Les échelles d’évaluation des risques prédisent mal l’ulcération de pression

Les échelles d’évaluation des risques prédisent mal l’ulcération de pression

Editor — Plusieurs questions fondamentales entourant l’utilisation des échelles de risque de pression sont soulignées par l’article de Schoonhoven et al.1 Ces échelles sont de mauvais prédicteurs du développement des escarres. encouragés à les utiliser pour respecter le programme de gouvernance clinique. Les lignes directrices de l’Institut national d’excellence clinique recommandent leur utilisation comme aide-mémoire, ce qui ne devrait pas remplacer le jugement clinique.2 Les infirmières ne devraient pas compter sur ces échelles, mais elles offrent au moins un cadre d’évaluation, contrairement jugement clinique. Les résultats de l’étude de Schoonhoven et al. Montrent que ces outils peuvent avoir une certaine valeur pour détecter les patients qui développeront des escarres, mais avec un nombre élevé de réponses faussement positives.

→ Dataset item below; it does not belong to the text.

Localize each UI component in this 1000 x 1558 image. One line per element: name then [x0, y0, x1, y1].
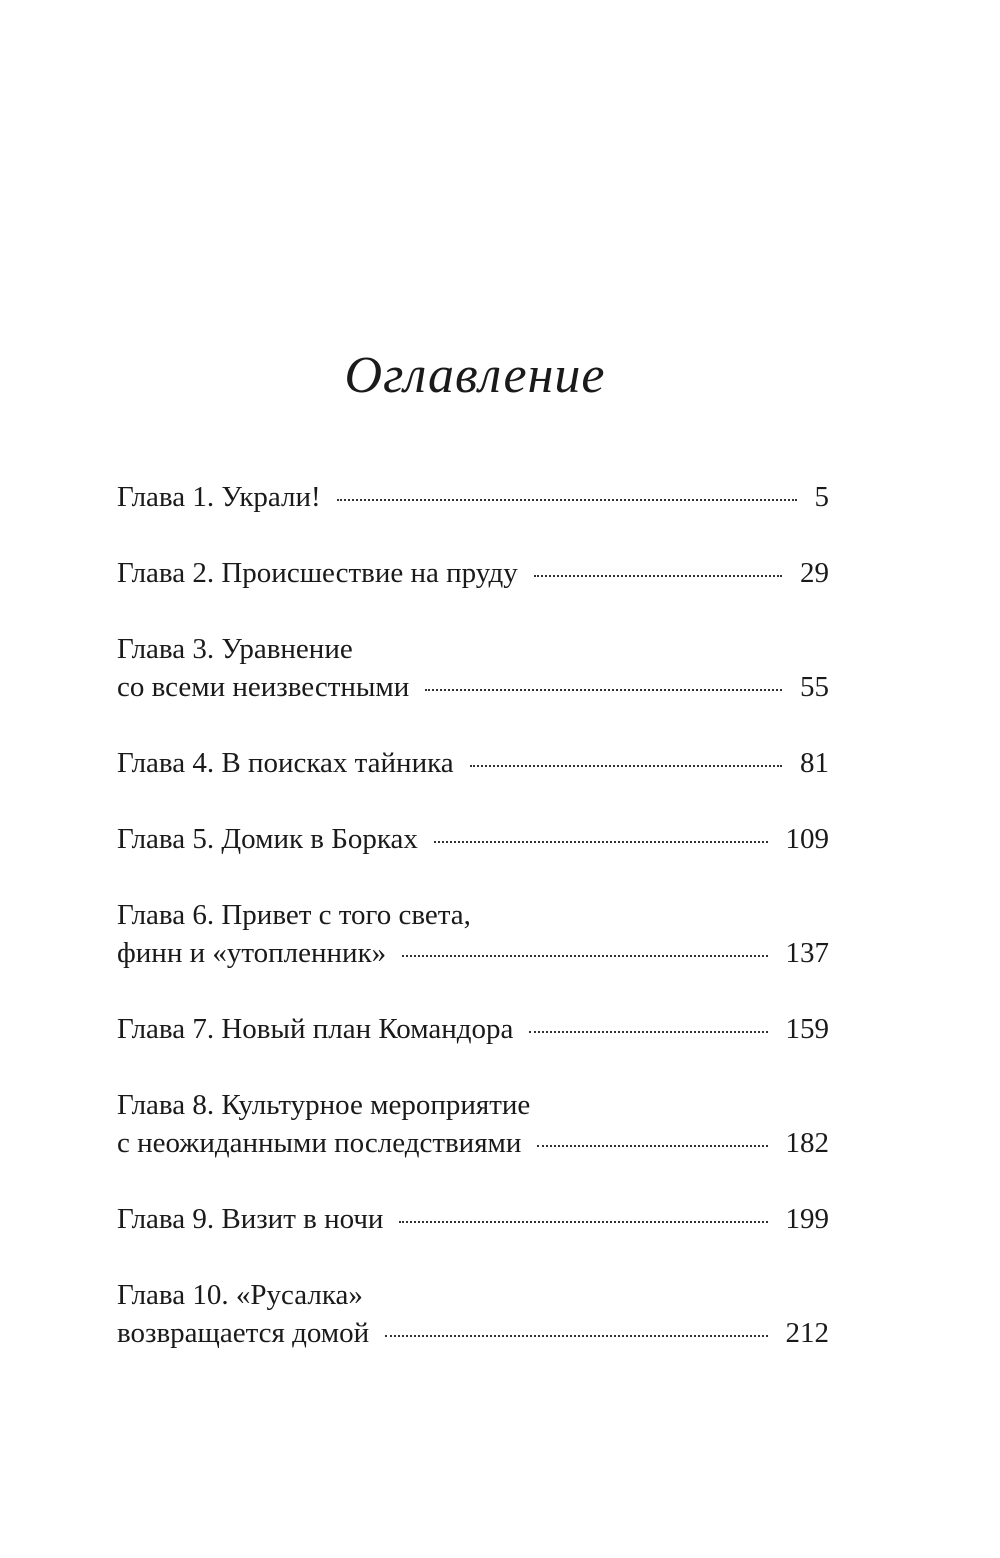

Cela a des implications sur les ressources pour les patients qui ne développeront pas. ulcération de pression. En utilisant l’échelle de Braden, nous calculons que 728 des 2190 semaines de patients (33 %) nécessiteraient des mesures pour prévenir 59 ulcères (en supposant que 100 % succès dans ceux identifiés). Cela permettrait également d’identifier 76 patients qui ne recevraient aucune prévention mais qui développeraient une ulcération de pression. Bien que l’identification des patients à haut risque soit importante, il est également essentiel de disposer de preuves solides sur la valeur des différentes stratégies de soulagement de la pression. Peu d’essais de qualité sur l’utilisation du soulagement de la pression ont été rapportés dans la littérature. Un essai d’un matelas de soulagement de la pression chez les patients à haut risque a réduit l’incidence d’une semaine de 65 à # x00025; Ces essais sont rares, et même avec des soins optimaux, un quart des patients ont encore développé une ulcération.3 Avec des changements démographiques, une sortie plus précoce de l’hôpital, une menace de litige et une dépendance toujours plus grande aux services communautaires, les infirmières et les cliniciens auront besoin de preuves plus solides pour soutenir leur prise en charge des patients à risque de développer un ulcère de pression.